Joint 118th Annual Cordilleran/72nd Annual Rocky Mountain Section Meeting - 2022

Paper No. 27-4
Presentation Time: 2:30 PM

THE REAL EASTERN CALIFORNIA SHEAR ZONE


BENNETT, Scott1, DARIN, Michael2, MILLER, David M.3, DORSEY, Rebecca J.4, MAVOR, Skyler5, NURIEL, Perach6, THOMPSON, Lisa7, OSKIN, Michael E.8, BEARD, L. Sue9, CYR, Andrew10, BRICKEY Sr., Timothy11 and UMHOEFER, Paul J.11, (1)Geology, Minerals, Energy, and Geophysics Science Center, U.S. Geological Survey, 2130 S.W. Fifth Avenue, Portland, OR 97201, (2)Nevada Bureau of Mines & Geology, University of Nevada, Reno, 1664 N. Virginia St, MS 0178, Reno, NV 89557-0178, (3)Geology, Minerals, Energy, & Geophysics Science Center, U.S. Geological Survey, 345 Middlefield Road, Menlo Park, CA 94025, (4)Department of Earth Sciences, University of Oregon, Eugene, OR 97403, (5)Geosciences, Colorado State University, 400 University Ave., Fort Collins, CO 80523-0001; U.S. Geological Survey, 2255 N Gemini Dr. 86001, Flagstaff, AZ 86001, (6)The Geological Survey of Israel Geochemistry, 32 Yeshayahu Leibowitz St., Jerusalem, 9692100, ISRAEL; Oregon State University, Corvallis, OR 97331, (7)Arizona Geological Survey, 1955 East 6th Street, P.O. Box 210184, Tucson, AZ 85721, (8)Earth and Planetary Sciences, University of California, Davis, Davis, CA 95616, (9)U.S. Geological Survey, 2255 N. Gemini Drive, Flagstaff, AZ 86001, (10)U.S. Geological Survey, Geology, Minerals, Energy and Geophysics Science Center, PO Box 158, 350 N. Akron Road, Moffett Field, CA 94035, (11)School of Earth and Sustainability, Northern Arizona University, Flagstaff, AZ 86011

The eastern California shear zone (ECSZ) is a significant component of the distributed Pacific-North America plate boundary. However, the true width, longevity, and total displacement of this shear zone is largely underappreciated. Here we summarize and reconstruct published fault slip data that characterize the full extent, lifespan, and evolution of the ECSZ. GPS data, seismicity, and neotectonic studies define the active ECSZ as a ~100 km-wide, NW-trending belt of active faults and rotating blocks that accommodates ~25% of dextral plate boundary shear. Geologic mapping indicates >50-75 km of total dextral displacement across this zone.
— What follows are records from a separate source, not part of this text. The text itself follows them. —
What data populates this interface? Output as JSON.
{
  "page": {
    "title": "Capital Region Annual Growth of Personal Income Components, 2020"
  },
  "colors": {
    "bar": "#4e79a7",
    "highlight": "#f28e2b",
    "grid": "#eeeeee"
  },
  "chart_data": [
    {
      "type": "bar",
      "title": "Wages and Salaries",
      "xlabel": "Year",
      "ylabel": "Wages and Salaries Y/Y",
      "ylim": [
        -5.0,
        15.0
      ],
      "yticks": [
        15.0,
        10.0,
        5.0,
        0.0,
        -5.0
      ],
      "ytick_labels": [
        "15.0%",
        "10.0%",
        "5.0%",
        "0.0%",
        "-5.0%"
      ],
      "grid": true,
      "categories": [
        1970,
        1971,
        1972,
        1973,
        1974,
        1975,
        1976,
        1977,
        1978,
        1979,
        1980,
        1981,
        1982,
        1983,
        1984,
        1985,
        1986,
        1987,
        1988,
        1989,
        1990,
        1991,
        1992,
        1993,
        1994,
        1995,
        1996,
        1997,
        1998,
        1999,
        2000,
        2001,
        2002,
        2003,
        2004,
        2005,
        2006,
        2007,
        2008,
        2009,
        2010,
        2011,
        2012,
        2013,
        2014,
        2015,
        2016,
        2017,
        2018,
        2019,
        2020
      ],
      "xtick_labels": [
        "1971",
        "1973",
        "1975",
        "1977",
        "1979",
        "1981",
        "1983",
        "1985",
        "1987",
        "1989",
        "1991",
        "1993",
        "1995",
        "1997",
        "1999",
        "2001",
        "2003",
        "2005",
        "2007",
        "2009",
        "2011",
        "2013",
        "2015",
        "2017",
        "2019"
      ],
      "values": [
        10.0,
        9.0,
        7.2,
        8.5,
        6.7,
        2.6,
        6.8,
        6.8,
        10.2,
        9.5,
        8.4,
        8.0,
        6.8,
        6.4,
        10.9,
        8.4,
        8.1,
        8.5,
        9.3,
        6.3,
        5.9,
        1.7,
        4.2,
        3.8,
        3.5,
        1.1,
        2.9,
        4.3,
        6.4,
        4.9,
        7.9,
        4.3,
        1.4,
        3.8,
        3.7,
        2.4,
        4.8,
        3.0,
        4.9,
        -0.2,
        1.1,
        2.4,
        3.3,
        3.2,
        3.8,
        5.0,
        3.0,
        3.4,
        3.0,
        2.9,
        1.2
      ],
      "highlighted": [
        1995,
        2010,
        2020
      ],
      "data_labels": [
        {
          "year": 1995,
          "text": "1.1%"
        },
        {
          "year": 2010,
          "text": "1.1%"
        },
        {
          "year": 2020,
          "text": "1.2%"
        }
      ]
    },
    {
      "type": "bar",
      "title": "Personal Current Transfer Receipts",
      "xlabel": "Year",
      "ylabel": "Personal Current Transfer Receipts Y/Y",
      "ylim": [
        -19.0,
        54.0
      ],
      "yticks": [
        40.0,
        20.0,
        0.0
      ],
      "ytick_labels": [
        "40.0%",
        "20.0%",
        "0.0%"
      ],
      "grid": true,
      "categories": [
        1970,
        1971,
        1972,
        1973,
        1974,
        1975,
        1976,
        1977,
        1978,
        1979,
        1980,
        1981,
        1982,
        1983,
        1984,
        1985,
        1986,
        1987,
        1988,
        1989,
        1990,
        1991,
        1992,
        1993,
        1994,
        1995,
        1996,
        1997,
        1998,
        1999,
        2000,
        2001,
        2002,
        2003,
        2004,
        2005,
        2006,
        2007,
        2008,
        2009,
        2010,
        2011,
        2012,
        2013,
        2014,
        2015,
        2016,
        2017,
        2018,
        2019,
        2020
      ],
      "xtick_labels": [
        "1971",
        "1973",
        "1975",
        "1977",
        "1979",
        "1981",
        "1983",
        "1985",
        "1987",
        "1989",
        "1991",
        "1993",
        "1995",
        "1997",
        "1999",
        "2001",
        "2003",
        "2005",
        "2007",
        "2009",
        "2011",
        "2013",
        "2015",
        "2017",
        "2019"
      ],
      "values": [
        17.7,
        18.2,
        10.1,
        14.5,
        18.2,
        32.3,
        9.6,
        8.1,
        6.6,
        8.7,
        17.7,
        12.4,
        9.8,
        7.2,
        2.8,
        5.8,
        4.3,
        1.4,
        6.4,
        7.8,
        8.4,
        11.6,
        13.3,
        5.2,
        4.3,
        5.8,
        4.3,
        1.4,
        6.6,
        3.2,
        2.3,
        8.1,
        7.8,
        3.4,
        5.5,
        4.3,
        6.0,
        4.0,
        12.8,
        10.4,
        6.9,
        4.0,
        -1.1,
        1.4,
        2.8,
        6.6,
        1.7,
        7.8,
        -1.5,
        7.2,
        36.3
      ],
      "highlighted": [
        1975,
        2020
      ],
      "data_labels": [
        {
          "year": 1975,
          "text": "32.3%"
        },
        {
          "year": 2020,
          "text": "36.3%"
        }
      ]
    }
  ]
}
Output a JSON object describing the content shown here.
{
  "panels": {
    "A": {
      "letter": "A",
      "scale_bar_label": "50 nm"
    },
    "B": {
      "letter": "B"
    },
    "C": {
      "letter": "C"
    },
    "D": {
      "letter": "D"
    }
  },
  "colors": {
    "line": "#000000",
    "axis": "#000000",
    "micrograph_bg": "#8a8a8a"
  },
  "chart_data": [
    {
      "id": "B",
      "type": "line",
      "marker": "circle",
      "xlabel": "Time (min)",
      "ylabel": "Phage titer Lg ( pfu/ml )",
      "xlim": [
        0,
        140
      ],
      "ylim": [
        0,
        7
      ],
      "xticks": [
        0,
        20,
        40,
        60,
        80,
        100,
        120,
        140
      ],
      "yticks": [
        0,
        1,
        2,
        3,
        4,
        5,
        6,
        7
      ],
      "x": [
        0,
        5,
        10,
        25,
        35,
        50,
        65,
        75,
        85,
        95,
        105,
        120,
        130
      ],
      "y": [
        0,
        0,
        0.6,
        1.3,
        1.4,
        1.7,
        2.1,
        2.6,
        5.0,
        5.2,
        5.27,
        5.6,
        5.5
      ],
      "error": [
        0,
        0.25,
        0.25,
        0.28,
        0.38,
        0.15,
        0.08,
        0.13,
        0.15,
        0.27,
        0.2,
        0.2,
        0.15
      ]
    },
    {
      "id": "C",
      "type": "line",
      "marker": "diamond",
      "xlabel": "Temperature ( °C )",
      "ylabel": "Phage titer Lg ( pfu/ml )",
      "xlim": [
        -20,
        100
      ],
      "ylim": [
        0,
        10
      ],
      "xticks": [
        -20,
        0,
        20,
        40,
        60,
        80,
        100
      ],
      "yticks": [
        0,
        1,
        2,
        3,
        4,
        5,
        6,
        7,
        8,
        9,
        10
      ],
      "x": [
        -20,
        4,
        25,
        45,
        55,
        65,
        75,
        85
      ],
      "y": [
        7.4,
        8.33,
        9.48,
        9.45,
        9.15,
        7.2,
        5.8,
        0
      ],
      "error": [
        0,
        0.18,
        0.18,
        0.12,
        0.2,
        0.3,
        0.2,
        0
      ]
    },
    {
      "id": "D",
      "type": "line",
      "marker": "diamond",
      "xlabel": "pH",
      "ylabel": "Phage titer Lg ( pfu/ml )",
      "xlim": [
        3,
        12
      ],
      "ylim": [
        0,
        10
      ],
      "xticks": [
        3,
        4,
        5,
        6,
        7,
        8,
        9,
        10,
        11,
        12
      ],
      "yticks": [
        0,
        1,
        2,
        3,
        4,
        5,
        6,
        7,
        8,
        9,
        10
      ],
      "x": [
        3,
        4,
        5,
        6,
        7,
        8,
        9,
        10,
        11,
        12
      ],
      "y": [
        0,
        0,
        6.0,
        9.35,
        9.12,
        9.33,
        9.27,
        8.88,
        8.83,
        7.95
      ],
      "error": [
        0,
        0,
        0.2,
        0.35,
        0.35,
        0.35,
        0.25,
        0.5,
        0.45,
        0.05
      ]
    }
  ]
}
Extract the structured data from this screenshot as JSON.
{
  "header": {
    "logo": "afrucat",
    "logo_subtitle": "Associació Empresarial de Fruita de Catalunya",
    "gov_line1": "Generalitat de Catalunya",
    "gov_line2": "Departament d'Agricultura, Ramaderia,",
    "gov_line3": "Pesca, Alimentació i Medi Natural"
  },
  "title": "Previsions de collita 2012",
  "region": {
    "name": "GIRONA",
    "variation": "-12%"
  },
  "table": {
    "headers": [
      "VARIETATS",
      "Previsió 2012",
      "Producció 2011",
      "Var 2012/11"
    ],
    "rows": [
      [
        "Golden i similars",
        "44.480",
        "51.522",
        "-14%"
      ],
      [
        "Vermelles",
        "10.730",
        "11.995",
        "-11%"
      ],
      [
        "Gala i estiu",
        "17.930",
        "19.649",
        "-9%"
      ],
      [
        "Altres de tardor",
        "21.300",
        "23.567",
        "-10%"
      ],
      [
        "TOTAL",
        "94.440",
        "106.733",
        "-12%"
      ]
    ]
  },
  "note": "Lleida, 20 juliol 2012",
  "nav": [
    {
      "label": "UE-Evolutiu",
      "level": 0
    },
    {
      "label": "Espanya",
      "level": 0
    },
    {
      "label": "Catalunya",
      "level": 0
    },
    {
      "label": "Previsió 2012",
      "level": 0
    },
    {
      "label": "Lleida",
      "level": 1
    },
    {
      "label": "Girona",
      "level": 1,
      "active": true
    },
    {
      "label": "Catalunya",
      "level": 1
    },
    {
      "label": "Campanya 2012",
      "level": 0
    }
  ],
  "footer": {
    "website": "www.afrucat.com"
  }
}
However, post-middle Miocene NW-directed dextral shear also occurred on structures both west and east of the active ECSZ, including the El Mirage fault, Stateline fault, and distributed faults in SE CA and SW AZ. Our animated tectonic reconstruction highlights how an additional 45-60 km of post-middle Miocene dextral shear occurred across a ~100 km-wide, NW-trending belt that obliquely intersects the lower Colorado River between Lake Mead and Yuma, AZ, entirely inboard (east) of the active ECSZ.

Recent U-Pb dating of fault-zone opal in the active western ECSZ, U-Pb dating of fault-zone calcite in the mostly inactive eastern ECSZ, and stratigraphic studies in the southern Blythe basin all show that faults related to NW-directed shear were active across a broader ECSZ during late Miocene time. This suggests that distributed dextral plate boundary strain has localized into a narrower zone through time, now mostly focused into the western half of the ECSZ. This contrasts with a model that relates inactivity of strike-slip faults in the east to a conveyor belt that moves brittle faults eastward and out from above a fixed-width ductile shear zone.

Although the active ECSZ is a ~100 km-wide zone of active deformation, the real ECSZ initiated in late Miocene time (ca. 10 Ma) and was originally a >200 km-wide zone of distributed deformation from the San Andreas Fault to the CA-NV border and southwestern AZ. Late Miocene development of the ECSZ occurred in unison with that of the Walker Lane to the north and Gulf of California shear zone to the south, forming a >2,000 km-long, kinematically-linked belt of distributed dextral shear related to the evolving Pacific-North America plate boundary.